Delta Air Lines planes are seen parked at Seattle-Tacoma International Airport on June 19, 2024 in Seattle, Washington.
Kent Nishimura | Getty Images
Microsoft fired back at Delta Air Lines on Tuesday accusing the carrier of not modernizing its technology before it canceled 1000’s of flights within the wake of last month’s global massive IT outage.
Delta CEO Ed Bastian told CNBC last week that the carrier has “no alternative” but to hunt damages from Microsoft and CrowdStrike for the mass disruptions, which he said cost the corporate, an airline that prides itself on reliability, about $500 million.
Delta struggled greater than rival airlines to recuperate from the outage, canceling greater than 5,000 flights in the times following the July 19 incident, which was sparked by a botched software update from CrowdStrike and affected tens of millions of computers running Microsoft Windows.
Mark Cheffo, a Dechert partner representing Microsoft, said in a letter Tuesday to Delta’s attorney David Boies of Boies Schiller Flexner, said Microsoft remains to be attempting to work out why American Airlines, United Airlines and others were capable of recuperate more quickly than Delta.
“Our preliminary review suggests that Delta, unlike its competitors, apparently has not modernized its IT infrastructure, either for the advantage of its customers or for its pilots and flight attendants,” Cheffo wrote.
Delta responded on Tuesday that it has “a protracted track record of investing in protected, reliable and elevated service for our customers and employees.
“Since 2016, Delta has invested billions of dollars in IT capital expenditures, along with the billions spent annually in IT operating costs,” Delta said in response to the Tuesday letter from Microsoft,” the airline said in an announcement.
In a July 29 letter, Boies told Microsoft’s chief legal officer, Hossein Nowbar: “Now we have reason to consider Microsoft has did not comply with contractual requirements and otherwise acted in a grossly negligent, indeed willful, manner in reference to the Faulty Update” from CrowdStrike that caused Windows computers to crash, Boies told Microsoft’s chief legal officer, Hossein Nowbar, in a letter dated July 29.
Microsoft lawyer Cheffo wrote in his response that the corporate empathizes with Delta and its customers on the impact of the CrowdStrike incident. “But your letter and Delta’s public comments are incomplete, false, misleading, and damaging to Microsoft and its fame,” he said.
Microsoft’s letter followed the same one from CrowdStrike on Sunday rejecting claims from the Atlanta-based airline. Cheffo wrote that Microsoft offered to assist Delta without spending a dime. Every day from July 19 to July 23, Microsoft employees said they may help, but Delta turned them away, based on the letter.
Delta CEO Bastian told CNBC’s Squawk Box” that CrowdStrike didn’t offer any financial compensation but did extend “free consulting advice” on coping with the fallout from the outage.

Microsoft CEO Satya Nadella emailed Bastian, “who has never replied,” Cheffo wrote Tuesday. CrowdStrike also said its CEO George Kurtz had reached out to his counterpart at Delta “but received no response.”
Cheffo described a letter on July 22, from Microsoft to a Delta worker, offering help. The Delta worker wrote back: “All good. Cool will let you understand and thanks.”

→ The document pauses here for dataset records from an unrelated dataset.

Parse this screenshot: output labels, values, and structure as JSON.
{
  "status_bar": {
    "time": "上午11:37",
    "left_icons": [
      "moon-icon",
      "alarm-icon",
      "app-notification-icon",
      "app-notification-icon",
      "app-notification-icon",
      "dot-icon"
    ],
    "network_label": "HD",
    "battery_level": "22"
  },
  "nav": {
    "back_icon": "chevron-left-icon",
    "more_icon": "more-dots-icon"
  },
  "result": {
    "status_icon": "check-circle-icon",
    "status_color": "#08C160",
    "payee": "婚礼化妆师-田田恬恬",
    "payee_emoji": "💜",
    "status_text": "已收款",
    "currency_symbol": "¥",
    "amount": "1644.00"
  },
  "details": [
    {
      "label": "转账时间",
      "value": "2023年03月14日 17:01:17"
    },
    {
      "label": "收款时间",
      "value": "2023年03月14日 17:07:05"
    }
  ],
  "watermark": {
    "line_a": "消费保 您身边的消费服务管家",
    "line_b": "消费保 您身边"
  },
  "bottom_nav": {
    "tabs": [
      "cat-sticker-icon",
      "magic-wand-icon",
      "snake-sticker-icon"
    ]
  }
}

Delta executives said the outage, which led to more cancellations than in all of 2019, overwhelmed its crew-scheduling platform that matches crews to flights. But Cheffo said Delta doesn’t depend on Windows or Microsoft’s Azure cloud services.

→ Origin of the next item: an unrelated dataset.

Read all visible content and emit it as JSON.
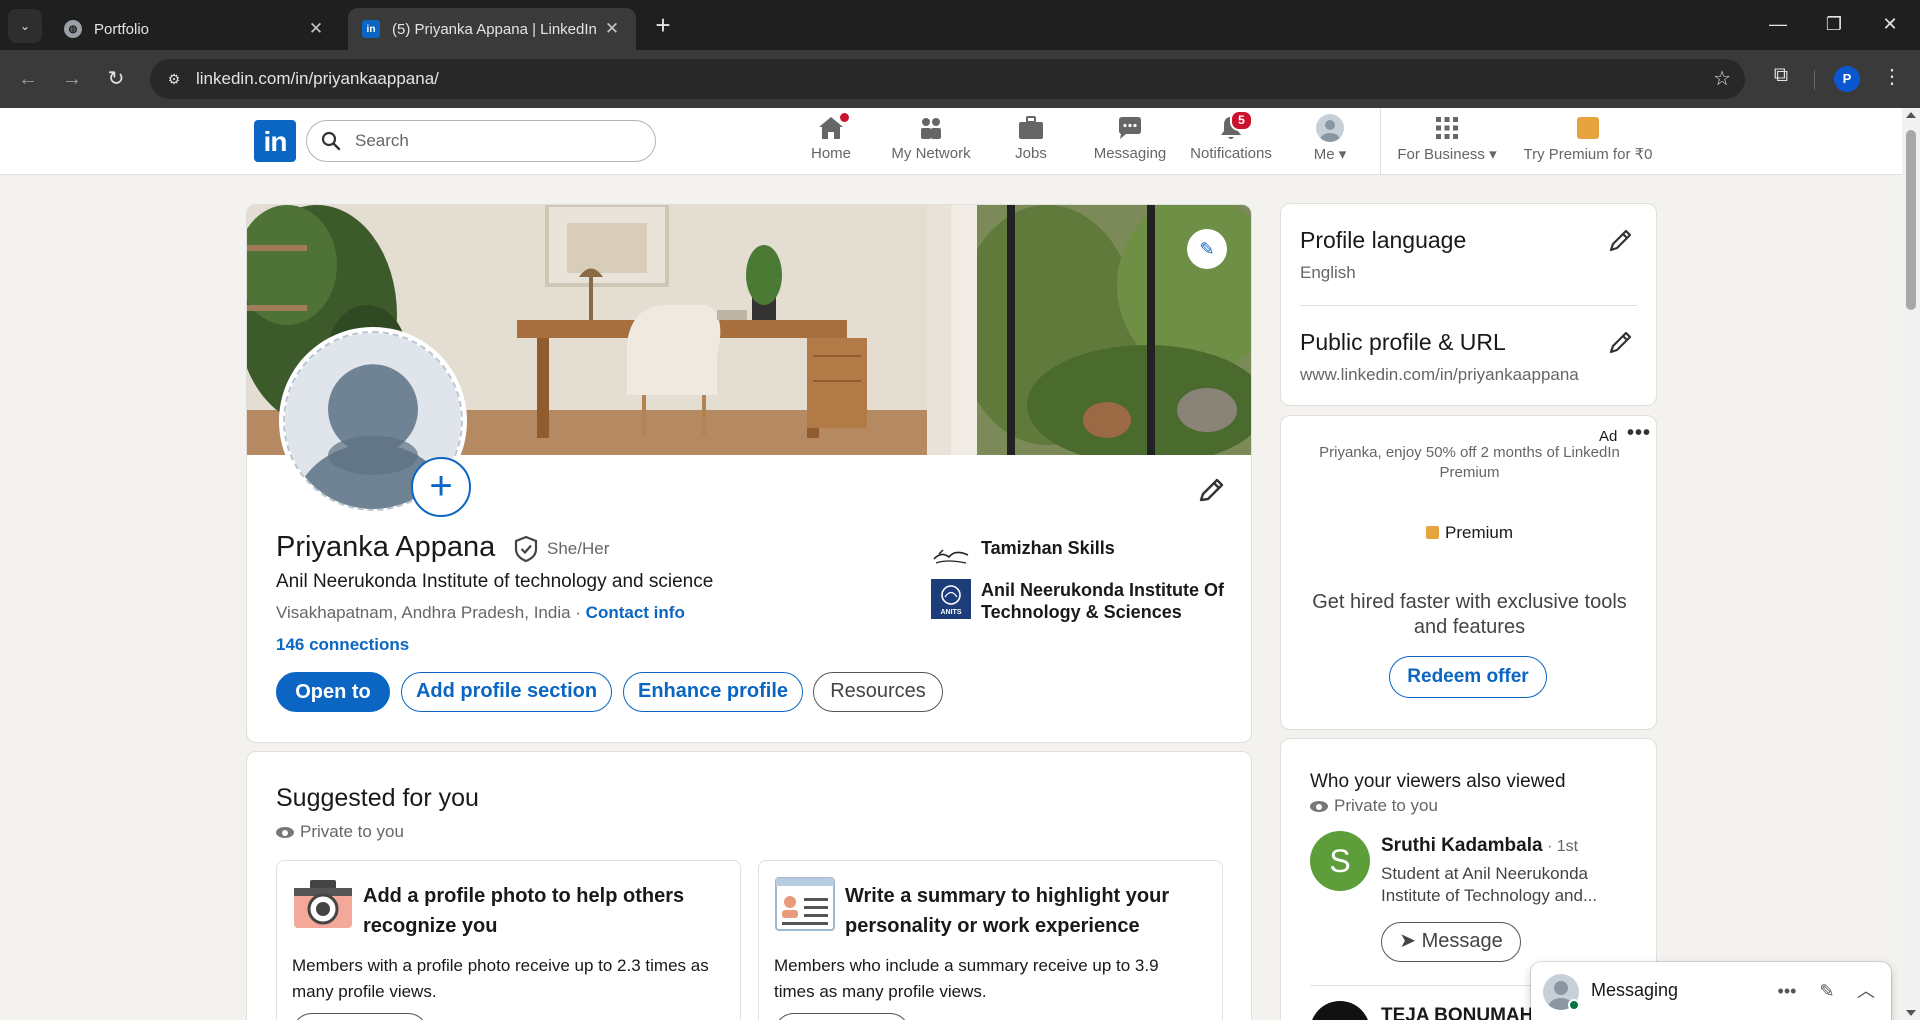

In 2021, IBM announced a multiyear deal with Delta to assist it implement a hybrid-cloud architecture running on Red Hat’s OpenShift software. In 2022, Amazon said Delta had picked the digital commerce company’s Amazon Web Services unit to be its preferred cloud provider.
“It’s rapidly becoming apparent that Delta likely refused Microsoft’s help since the IT system it was most having trouble restoring — its crew-tracking and scheduling system — was being serviced by other technology providers, equivalent to IBM, since it runs on those providers’ systems, and never Microsoft Windows or Azure,” Cheffo wrote in his letter.

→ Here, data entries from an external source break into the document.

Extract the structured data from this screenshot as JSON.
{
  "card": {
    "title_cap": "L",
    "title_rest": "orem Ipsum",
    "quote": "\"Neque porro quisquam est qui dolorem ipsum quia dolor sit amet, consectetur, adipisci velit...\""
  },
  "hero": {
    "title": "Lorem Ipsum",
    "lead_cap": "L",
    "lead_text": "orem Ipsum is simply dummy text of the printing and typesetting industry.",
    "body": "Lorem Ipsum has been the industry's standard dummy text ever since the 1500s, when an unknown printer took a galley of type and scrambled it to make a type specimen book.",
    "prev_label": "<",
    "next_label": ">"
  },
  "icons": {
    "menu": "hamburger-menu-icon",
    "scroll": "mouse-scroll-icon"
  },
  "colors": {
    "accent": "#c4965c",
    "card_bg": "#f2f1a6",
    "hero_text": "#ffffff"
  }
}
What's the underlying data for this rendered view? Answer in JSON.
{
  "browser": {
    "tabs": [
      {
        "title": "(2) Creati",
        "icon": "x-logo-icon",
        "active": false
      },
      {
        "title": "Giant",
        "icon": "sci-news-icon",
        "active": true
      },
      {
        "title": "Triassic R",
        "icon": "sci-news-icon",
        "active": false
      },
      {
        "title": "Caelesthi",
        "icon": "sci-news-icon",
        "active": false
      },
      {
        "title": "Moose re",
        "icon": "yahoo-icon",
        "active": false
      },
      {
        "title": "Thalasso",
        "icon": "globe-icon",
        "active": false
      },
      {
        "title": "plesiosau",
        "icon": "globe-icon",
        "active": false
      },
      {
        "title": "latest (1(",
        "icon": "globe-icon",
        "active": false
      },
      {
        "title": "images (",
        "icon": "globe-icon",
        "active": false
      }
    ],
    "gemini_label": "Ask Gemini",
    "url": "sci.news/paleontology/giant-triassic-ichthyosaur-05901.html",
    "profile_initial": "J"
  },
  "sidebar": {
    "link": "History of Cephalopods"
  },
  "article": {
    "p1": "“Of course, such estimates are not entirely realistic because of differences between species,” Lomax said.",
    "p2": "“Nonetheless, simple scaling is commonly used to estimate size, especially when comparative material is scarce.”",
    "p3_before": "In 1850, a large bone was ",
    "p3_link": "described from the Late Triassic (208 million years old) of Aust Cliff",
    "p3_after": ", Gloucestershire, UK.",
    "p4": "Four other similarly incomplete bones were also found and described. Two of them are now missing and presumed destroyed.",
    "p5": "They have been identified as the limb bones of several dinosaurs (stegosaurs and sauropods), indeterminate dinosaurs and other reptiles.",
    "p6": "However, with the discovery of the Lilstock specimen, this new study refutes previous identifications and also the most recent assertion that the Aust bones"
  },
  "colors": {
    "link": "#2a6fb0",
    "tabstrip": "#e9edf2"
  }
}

Bastian said last week Delta needed to manually reset 40,000 servers.
Microsoft demands that Delta retain records showing how much technologies from IBM, Amazon and others contributed to the airline’s issues from July 19 to July 24, Cheffo wrote. Spokespeople for IBM and Amazon didn’t immediately provide comment.
Bastian told CNBC last week, “When you’re going to be having access, priority access, to the Delta ecosystem when it comes to technology, you’ve to check these things. You may’t come right into a mission critical 24/7 operation and tell us now we have a bug. It doesn’t work.”